Mais qu’en est-il véritablement ?

Durant la Renaissance en Europe, un renouveau artistique et culinaire se met en place. Cette époque d’innovation connaît un prodigieux changement dans le domaine des arts et la manière de s’alimenter.

La fascination pour l’Italie entraîne de grandes évolutions dans les arts de la table. François Ier commande des assiettes en étain, en argent, en or, en faïence ; les verres de Murano apparaissent sur toutes les tables d’Europe. Les cours royales européennes, qui voient dans la pâtisserie sucrée élégance et raffinement, s’empressent de rivaliser dans ce domaine. Des sculptures en sucre somptueuses et grandeur nature sont réalisées par les ateliers des grands maîtres Pietro Tacca et Giambologna.

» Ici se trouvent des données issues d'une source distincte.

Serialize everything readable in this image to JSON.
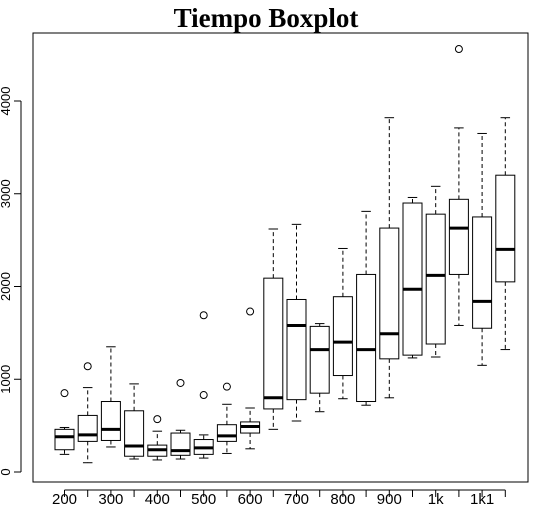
{
  "chart_data": {
    "type": "boxplot",
    "title": "Tiempo Boxplot",
    "xlabel": "",
    "ylabel": "",
    "ylim": [
      -20,
      4650
    ],
    "y_ticks": [
      0,
      1000,
      2000,
      3000,
      4000
    ],
    "x_tick_labels": [
      "200",
      "300",
      "400",
      "500",
      "600",
      "700",
      "800",
      "900",
      "1k",
      "1k1"
    ],
    "x_tick_positions": [
      1,
      3,
      5,
      7,
      9,
      11,
      13,
      15,
      17,
      19
    ],
    "boxes": [
      {
        "lo": 190,
        "q1": 240,
        "median": 380,
        "q3": 460,
        "hi": 480,
        "outliers": [
          850
        ]
      },
      {
        "lo": 100,
        "q1": 330,
        "median": 400,
        "q3": 610,
        "hi": 910,
        "outliers": [
          1140
        ]
      },
      {
        "lo": 270,
        "q1": 340,
        "median": 460,
        "q3": 760,
        "hi": 1350,
        "outliers": []
      },
      {
        "lo": 140,
        "q1": 170,
        "median": 280,
        "q3": 660,
        "hi": 950,
        "outliers": []
      },
      {
        "lo": 130,
        "q1": 170,
        "median": 240,
        "q3": 290,
        "hi": 440,
        "outliers": [
          570
        ]
      },
      {
        "lo": 140,
        "q1": 180,
        "median": 230,
        "q3": 420,
        "hi": 450,
        "outliers": [
          960
        ]
      },
      {
        "lo": 150,
        "q1": 190,
        "median": 260,
        "q3": 350,
        "hi": 400,
        "outliers": [
          830,
          1690
        ]
      },
      {
        "lo": 200,
        "q1": 330,
        "median": 390,
        "q3": 510,
        "hi": 730,
        "outliers": [
          920
        ]
      },
      {
        "lo": 250,
        "q1": 420,
        "median": 490,
        "q3": 540,
        "hi": 690,
        "outliers": [
          1730
        ]
      },
      {
        "lo": 460,
        "q1": 680,
        "median": 800,
        "q3": 2090,
        "hi": 2620,
        "outliers": []
      },
      {
        "lo": 550,
        "q1": 780,
        "median": 1580,
        "q3": 1860,
        "hi": 2670,
        "outliers": []
      },
      {
        "lo": 650,
        "q1": 850,
        "median": 1320,
        "q3": 1570,
        "hi": 1600,
        "outliers": []
      },
      {
        "lo": 790,
        "q1": 1040,
        "median": 1400,
        "q3": 1890,
        "hi": 2410,
        "outliers": []
      },
      {
        "lo": 720,
        "q1": 760,
        "median": 1320,
        "q3": 2130,
        "hi": 2810,
        "outliers": []
      },
      {
        "lo": 800,
        "q1": 1220,
        "median": 1490,
        "q3": 2630,
        "hi": 3820,
        "outliers": []
      },
      {
        "lo": 1230,
        "q1": 1260,
        "median": 1970,
        "q3": 2900,
        "hi": 2960,
        "outliers": []
      },
      {
        "lo": 1240,
        "q1": 1380,
        "median": 2120,
        "q3": 2780,
        "hi": 3080,
        "outliers": []
      },
      {
        "lo": 1580,
        "q1": 2130,
        "median": 2630,
        "q3": 2940,
        "hi": 3710,
        "outliers": [
          4560
        ]
      },
      {
        "lo": 1150,
        "q1": 1550,
        "median": 1840,
        "q3": 2750,
        "hi": 3650,
        "outliers": []
      },
      {
        "lo": 1320,
        "q1": 2050,
        "median": 2400,
        "q3": 3200,
        "hi": 3820,
        "outliers": []
      }
    ],
    "grid": false,
    "legend": "none"
  }
}
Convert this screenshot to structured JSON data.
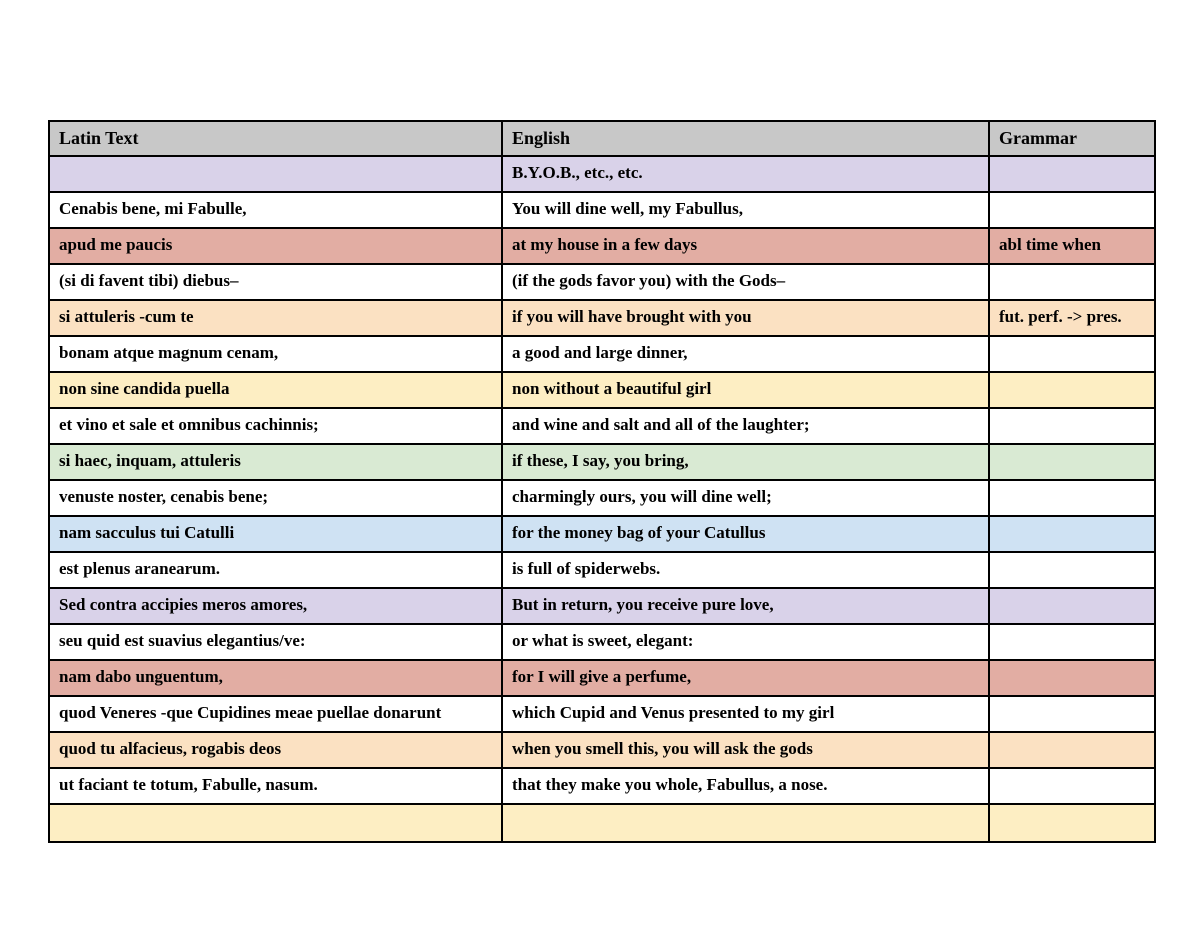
{
  "document": {
    "colors": {
      "header_bg": "#c8c8c8",
      "border": "#000000",
      "white": "#ffffff",
      "lavender": "#d9d2e9",
      "salmon": "#e2ada3",
      "peach": "#fbe1c2",
      "cream": "#fdeec3",
      "green": "#d9ead3",
      "blue": "#cfe2f3"
    },
    "table": {
      "columns": [
        "Latin Text",
        "English",
        "Grammar"
      ],
      "rows": [
        {
          "latin": "",
          "english": "B.Y.O.B., etc., etc.",
          "grammar": "",
          "color": "lavender"
        },
        {
          "latin": "Cenabis bene, mi Fabulle,",
          "english": "You will dine well, my Fabullus,",
          "grammar": "",
          "color": "white"
        },
        {
          "latin": "apud me paucis",
          "english": "at my house in a few days",
          "grammar": "abl time when",
          "color": "salmon"
        },
        {
          "latin": "(si di favent tibi) diebus–",
          "english": "(if the gods favor you) with the Gods–",
          "grammar": "",
          "color": "white"
        },
        {
          "latin": "si attuleris -cum te",
          "english": "if you will have brought with you",
          "grammar": "fut. perf. -> pres.",
          "color": "peach"
        },
        {
          "latin": "bonam atque magnum cenam,",
          "english": "a good and large dinner,",
          "grammar": "",
          "color": "white"
        },
        {
          "latin": "non sine candida puella",
          "english": "non without a beautiful girl",
          "grammar": "",
          "color": "cream"
        },
        {
          "latin": "et vino et sale et omnibus cachinnis;",
          "english": "and wine and salt and all of the laughter;",
          "grammar": "",
          "color": "white"
        },
        {
          "latin": "si haec, inquam, attuleris",
          "english": "if these, I say, you bring,",
          "grammar": "",
          "color": "green"
        },
        {
          "latin": "venuste noster, cenabis bene;",
          "english": "charmingly ours, you will dine well;",
          "grammar": "",
          "color": "white"
        },
        {
          "latin": "nam sacculus tui Catulli",
          "english": "for the money bag of your Catullus",
          "grammar": "",
          "color": "blue"
        },
        {
          "latin": "est plenus aranearum.",
          "english": "is full of spiderwebs.",
          "grammar": "",
          "color": "white"
        },
        {
          "latin": "Sed contra accipies meros amores,",
          "english": "But in return, you receive pure love,",
          "grammar": "",
          "color": "lavender"
        },
        {
          "latin": "seu quid est suavius elegantius/ve:",
          "english": "or what is sweet, elegant:",
          "grammar": "",
          "color": "white"
        },
        {
          "latin": "nam dabo unguentum,",
          "english": "for I will give a perfume,",
          "grammar": "",
          "color": "salmon"
        },
        {
          "latin": "quod Veneres -que Cupidines meae puellae donarunt",
          "english": "which Cupid and Venus presented to my girl",
          "grammar": "",
          "color": "white"
        },
        {
          "latin": "quod tu alfacieus, rogabis deos",
          "english": "when you smell this, you will ask the gods",
          "grammar": "",
          "color": "peach"
        },
        {
          "latin": "ut faciant te totum, Fabulle, nasum.",
          "english": "that they make you whole, Fabullus, a nose.",
          "grammar": "",
          "color": "white"
        },
        {
          "latin": "",
          "english": "",
          "grammar": "",
          "color": "cream"
        }
      ]
    }
  }
}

En Europe du Nord, les natures mortes envahissent les ateliers des peintres du XVIIe siècle. Le souci du détail, la richesse des palettes de couleurs, la finesse des compositions et leur originalité réjouissent les nobles et les marchands auxquels elles se destinent. Rodolphe II et sa commande auprès de Arcimboldo en est la parfaite illustration.

Bien qu’évoluant en parallèle, ces deux domaines presque séparés ne se font jusqu’alors référence que par l’utilisation de concepts ponctuels qu’ils s’empruntent sporadiquement.

C’est au XXe siècle que les deux disciplines commencent véritablement à mélanger les genres.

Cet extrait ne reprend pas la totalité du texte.